The traditional method for collecting data is using surveys. Let’s say we want to have data regarding how wealth is distributed in a country, where do poor families live, and where do rich families live? A classical solution to this problem is to send out investigators who go from household to household, typically visiting thousands of households, interviewing the inhabitants asking them about their spending and consumption patterns, the assets they own, and many other factors.
This data collection procedure takes a lot of time. First, you have to train your interviewers to ask the correct questions. As an example, asking an individual “how much money do you earn?” is a bad question as people usually never disclose the correct amount. Instead, a much better question is: “how much money did you spend on food last week?” Then you have to decide which households the interviewers should visit — visiting too few poor households will bias your estimation. The survey team has to settle on a correct mix of poor, middle class, and rich households. Naturally we would get the best estimates if we visited all households in a country, but this infeasible to do. Third you need to wait for the interviewers to visit all these houses; this usually takes a couple of weeks or months. Eventually, after having waited a couple of months you get an answer to your question: where do poor families live?
This gives us a static snapshot of the country, but say we want to know how this changes from year to year. Well, we will have to repeat the procedure all over again. Surveys generate amazingly rich data, but there must be a way of speeding up the process? There must be a different, faster, and less invasive approach. Can we use already existing technology to help us bridge the gap between surveys in order to keep development estimates up-to-date?
One solution is to use mobile phones to collect data, so instead of physically going from household to household, we could instead call and ask people questions over the phone (phone surveys). However, think of the last time you actually took time to complete one. This idea isn’t viable. As such, at UNICEF Innovation we are exploring alternative approaches.
Experimenting with new data sources
At the Office of Innovation, we are testing out approaches that will allow us to keep development estimates up-to-date. We are currently engaged in testing 3 different methodologies to estimate and map development indicators. One approach looks into using data from mobile phones — this has previously been documented to work well in specific settings (see more here), however, mobile phone data can be biased and it is difficult to get access to. The second approach focuses on satellite images which enable us to get a complete picture of entire countries; nonetheless, analyzing images with deep learning algorithms can sometime leave you with more questions than answers (understanding why a deep learning algorithm returns a specific value is not always easy) . The third approach is based on some of our previous work with social media data (see more here).
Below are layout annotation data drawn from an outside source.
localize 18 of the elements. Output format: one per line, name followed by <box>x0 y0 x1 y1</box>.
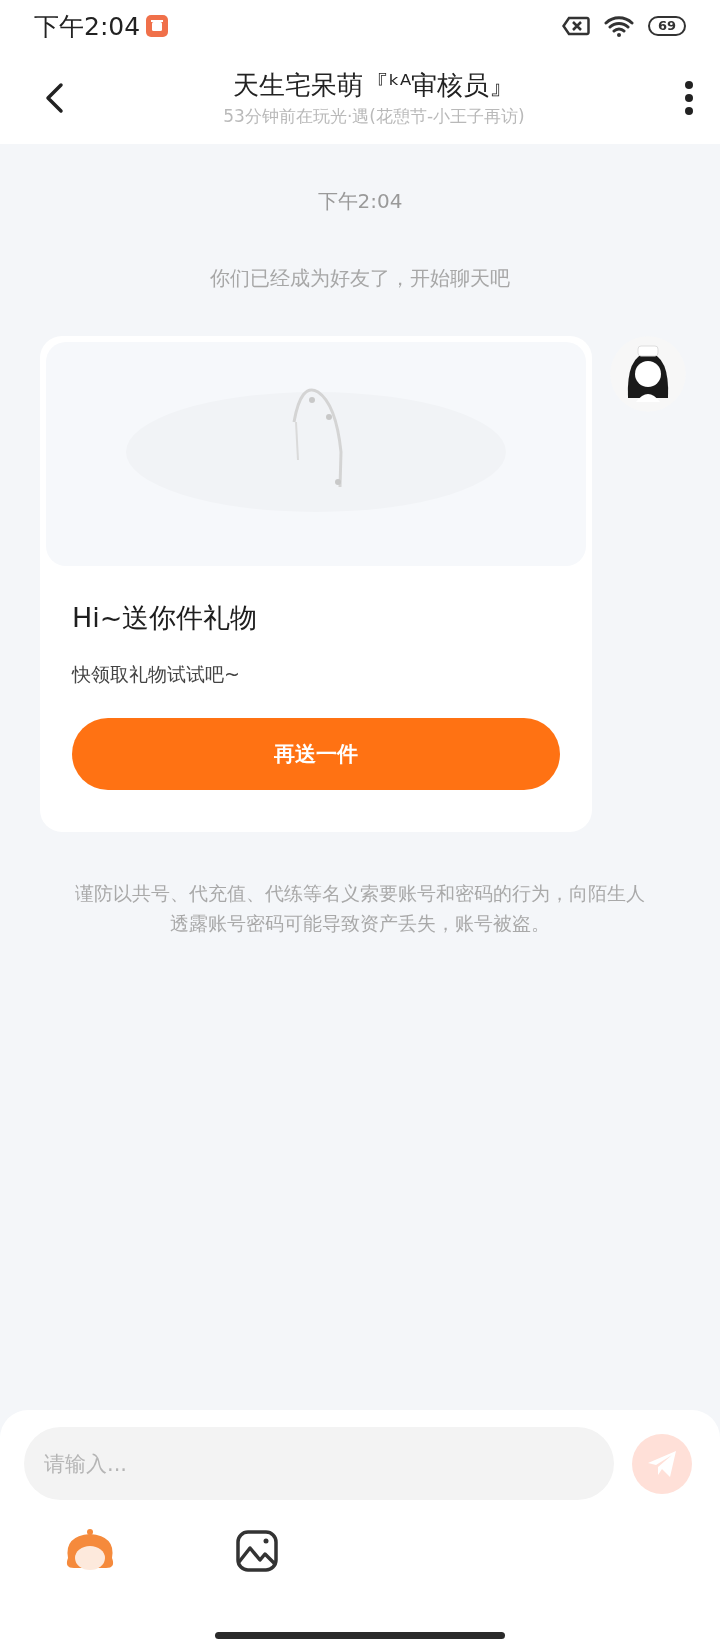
status-time: 下午2:04 <box>34 10 141 43</box>
gift-subtitle: 快领取礼物试试吧~ <box>72 662 241 687</box>
notification-icon <box>146 15 169 37</box>
image-icon[interactable] <box>236 1530 278 1572</box>
chat-title: 天生宅呆萌『ᵏᴬ审核员』 <box>232 69 516 102</box>
wifi-icon <box>603 15 634 37</box>
more-icon[interactable] <box>684 81 694 115</box>
gift-title: Hi~送你件礼物 <box>72 601 259 635</box>
security-warning: 谨防以共号、代充值、代练等名义索要账号和密码的行为，向陌生人透露账号密码可能导致资产丢失，账号被盗。 <box>74 881 646 936</box>
back-icon[interactable] <box>44 82 64 114</box>
send-again-button[interactable]: 再送一件 <box>72 718 560 790</box>
no-sim-icon <box>561 16 590 36</box>
send-icon <box>646 1448 678 1479</box>
battery-level: 69 <box>647 16 686 36</box>
message-timestamp: 下午2:04 <box>316 188 404 215</box>
chat-subtitle: 53分钟前在玩光·遇(花憩节-小王子再访) <box>223 105 525 128</box>
system-notice: 你们已经成为好友了，开始聊天吧 <box>209 265 511 292</box>
message-input[interactable]: 请输入... <box>24 1427 614 1500</box>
Social media data is generally easy to get access to but is typically biased towards the most wealthy. Nevertheless, we have previously shown that it can be applied to map unemployment. All three approaches are currently being tested out in our MagicBox initiative.
The question we are asking here is: can we use social media traces to map the wealth of regions? Partnering with researchers from the MIT Media Lab we set out to explore whether aggregated and anonymized social media data from Twitter can be applied to estimate the human development (HDI) index of 9 countries. More specifically, can we use Twitter to estimate subnational HDI of the following set of highly diverse countries: Brazil, Colombia, Costa Rica, Indonesia, Mexico, Nepal, Nigeria, Pakistan, and Poland?
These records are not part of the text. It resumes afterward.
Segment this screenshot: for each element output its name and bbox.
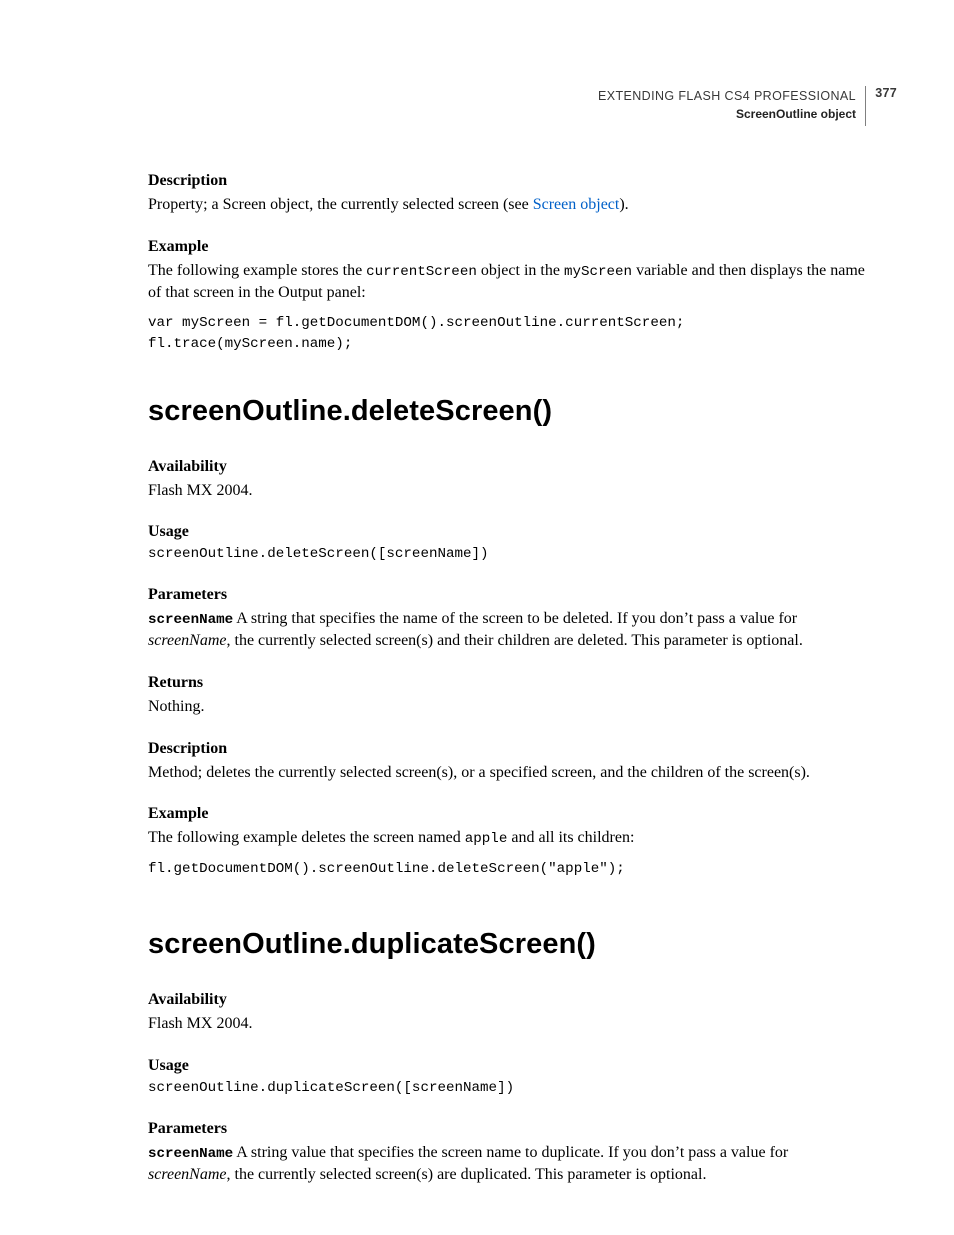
page-container: EXTENDING FLASH CS4 PROFESSIONAL 377 Scr… xyxy=(148,86,866,1208)
description-heading-2: Description xyxy=(148,740,866,758)
parameter-text: screenName A string that specifies the n… xyxy=(148,608,866,652)
param-name-screenname: screenName xyxy=(148,612,233,628)
usage-code: screenOutline.deleteScreen([screenName]) xyxy=(148,545,866,564)
parameter-text-2: screenName A string value that specifies… xyxy=(148,1142,866,1186)
availability-text-2: Flash MX 2004. xyxy=(148,1013,866,1035)
param-text-2b: , the currently selected screen(s) are d… xyxy=(227,1166,707,1183)
example-text-2: The following example deletes the screen… xyxy=(148,827,866,849)
param-text-a: A string that specifies the name of the … xyxy=(233,610,797,627)
availability-heading-2: Availability xyxy=(148,991,866,1009)
screen-object-link[interactable]: Screen object xyxy=(533,196,620,213)
example-text-2b: and all its children: xyxy=(507,829,634,846)
example-heading-2: Example xyxy=(148,805,866,823)
param-name-screenname-2: screenName xyxy=(148,1146,233,1162)
example-text-b: object in the xyxy=(477,262,564,279)
param-text-b: , the currently selected screen(s) and t… xyxy=(227,632,803,649)
description-text-b: ). xyxy=(619,196,628,213)
code-apple: apple xyxy=(465,831,508,847)
availability-heading: Availability xyxy=(148,458,866,476)
availability-text: Flash MX 2004. xyxy=(148,480,866,502)
example-code-block: var myScreen = fl.getDocumentDOM().scree… xyxy=(148,313,866,354)
page-number: 377 xyxy=(875,86,897,102)
parameters-heading-2: Parameters xyxy=(148,1120,866,1138)
param-text-2a: A string value that specifies the screen… xyxy=(233,1144,788,1161)
param-italic-screenname: screenName xyxy=(148,632,227,649)
description-text-a: Property; a Screen object, the currently… xyxy=(148,196,533,213)
api-heading-deletescreen: screenOutline.deleteScreen() xyxy=(148,395,866,428)
running-header: EXTENDING FLASH CS4 PROFESSIONAL 377 Scr… xyxy=(148,86,866,126)
example-text-2a: The following example deletes the screen… xyxy=(148,829,465,846)
doc-title: EXTENDING FLASH CS4 PROFESSIONAL xyxy=(598,89,856,103)
example-text-a: The following example stores the xyxy=(148,262,366,279)
returns-heading: Returns xyxy=(148,674,866,692)
description-heading: Description xyxy=(148,172,866,190)
section-title: ScreenOutline object xyxy=(148,107,856,122)
example-text: The following example stores the current… xyxy=(148,260,866,304)
example-code-block-2: fl.getDocumentDOM().screenOutline.delete… xyxy=(148,859,866,880)
returns-text: Nothing. xyxy=(148,696,866,718)
usage-heading-2: Usage xyxy=(148,1057,866,1075)
usage-code-2: screenOutline.duplicateScreen([screenNam… xyxy=(148,1079,866,1098)
code-currentscreen: currentScreen xyxy=(366,264,477,280)
api-heading-duplicatescreen: screenOutline.duplicateScreen() xyxy=(148,928,866,961)
example-heading: Example xyxy=(148,238,866,256)
description-text-2: Method; deletes the currently selected s… xyxy=(148,762,866,784)
code-myscreen: myScreen xyxy=(564,264,632,280)
content-area: Description Property; a Screen object, t… xyxy=(148,172,866,1186)
description-text: Property; a Screen object, the currently… xyxy=(148,194,866,216)
param-italic-screenname-2: screenName xyxy=(148,1166,227,1183)
usage-heading: Usage xyxy=(148,523,866,541)
parameters-heading: Parameters xyxy=(148,586,866,604)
We recently presented this work at the International Conference on Computational Social Science, showcasing how a few key variables extracted from social media data can be used to estimate HDI to a good degree. The variables we looked into are very straightforward — we use the popularity of the technology, i.e. how large a fraction of the residents living within a region are Twitter users. We complement this with activity data describing when people from different regions use the platform, and with regional mobility data, quantifying travels between municipalities (see below figure for an example). Our results further show that this approach works even for countries where Twitter is not popular. For instance in Nepal where Twitter has few users the most important variable is popularity; more users means more smartphones, which in turn means more wealth. For a country like Poland it is not only about popularity, but also patterns of usage (when and how you tweet) that are important. Overall we see many cultural differences.
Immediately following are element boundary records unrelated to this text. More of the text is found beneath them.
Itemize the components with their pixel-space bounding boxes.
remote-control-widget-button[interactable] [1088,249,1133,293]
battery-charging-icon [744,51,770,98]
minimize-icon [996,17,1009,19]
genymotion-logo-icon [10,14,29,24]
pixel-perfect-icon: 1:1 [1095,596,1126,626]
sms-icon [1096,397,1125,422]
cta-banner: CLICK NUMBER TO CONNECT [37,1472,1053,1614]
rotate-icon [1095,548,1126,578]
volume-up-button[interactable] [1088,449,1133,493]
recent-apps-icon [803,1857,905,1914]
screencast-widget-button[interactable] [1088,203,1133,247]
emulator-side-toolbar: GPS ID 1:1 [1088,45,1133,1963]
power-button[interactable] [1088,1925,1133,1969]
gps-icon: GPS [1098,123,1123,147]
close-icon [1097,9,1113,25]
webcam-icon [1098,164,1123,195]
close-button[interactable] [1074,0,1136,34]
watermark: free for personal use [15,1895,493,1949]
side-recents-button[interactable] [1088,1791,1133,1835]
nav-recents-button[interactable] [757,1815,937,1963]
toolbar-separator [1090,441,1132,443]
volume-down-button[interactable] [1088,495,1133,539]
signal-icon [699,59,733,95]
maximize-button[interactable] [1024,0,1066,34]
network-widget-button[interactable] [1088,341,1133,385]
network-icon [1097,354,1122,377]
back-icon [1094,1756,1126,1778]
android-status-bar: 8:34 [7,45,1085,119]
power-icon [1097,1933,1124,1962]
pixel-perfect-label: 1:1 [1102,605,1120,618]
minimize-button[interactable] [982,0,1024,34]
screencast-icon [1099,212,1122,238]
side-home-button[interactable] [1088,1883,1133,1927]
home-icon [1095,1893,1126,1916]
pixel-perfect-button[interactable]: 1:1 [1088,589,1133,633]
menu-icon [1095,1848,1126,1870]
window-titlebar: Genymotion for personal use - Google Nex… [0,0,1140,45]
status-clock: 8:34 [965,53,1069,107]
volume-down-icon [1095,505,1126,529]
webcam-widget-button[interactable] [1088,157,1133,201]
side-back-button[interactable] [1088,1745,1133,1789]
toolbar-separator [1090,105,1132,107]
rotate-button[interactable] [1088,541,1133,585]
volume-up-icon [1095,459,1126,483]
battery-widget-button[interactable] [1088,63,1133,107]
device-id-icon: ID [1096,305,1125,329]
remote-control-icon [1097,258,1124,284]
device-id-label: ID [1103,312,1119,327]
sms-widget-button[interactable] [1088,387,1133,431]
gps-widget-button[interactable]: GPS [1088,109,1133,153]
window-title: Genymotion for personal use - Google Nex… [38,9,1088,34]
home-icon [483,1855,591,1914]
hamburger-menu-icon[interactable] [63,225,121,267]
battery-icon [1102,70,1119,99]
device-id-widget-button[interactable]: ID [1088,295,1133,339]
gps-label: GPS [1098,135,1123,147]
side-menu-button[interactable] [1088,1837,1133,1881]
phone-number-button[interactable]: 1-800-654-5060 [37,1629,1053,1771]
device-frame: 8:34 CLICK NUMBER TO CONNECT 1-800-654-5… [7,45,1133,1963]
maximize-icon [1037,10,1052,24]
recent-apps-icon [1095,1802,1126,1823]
As previously mentioned this is only one approach to estimating socio-economic indicators — we are experimenting with multiple others (see more here). In the future, we plan to test the robustness of these methods, compare the various approaches to each other, and test the possibility of merging them into one large model.
UNICEF needs to understand where the most vulnerable families and children live so that we can prioritize resource allocation to where it is most needed. If we are successful, operationalizing such models will enable us to bridge the data gap between surveys giving policy-makers and humanitarian organizations access to continuously up-to-date data.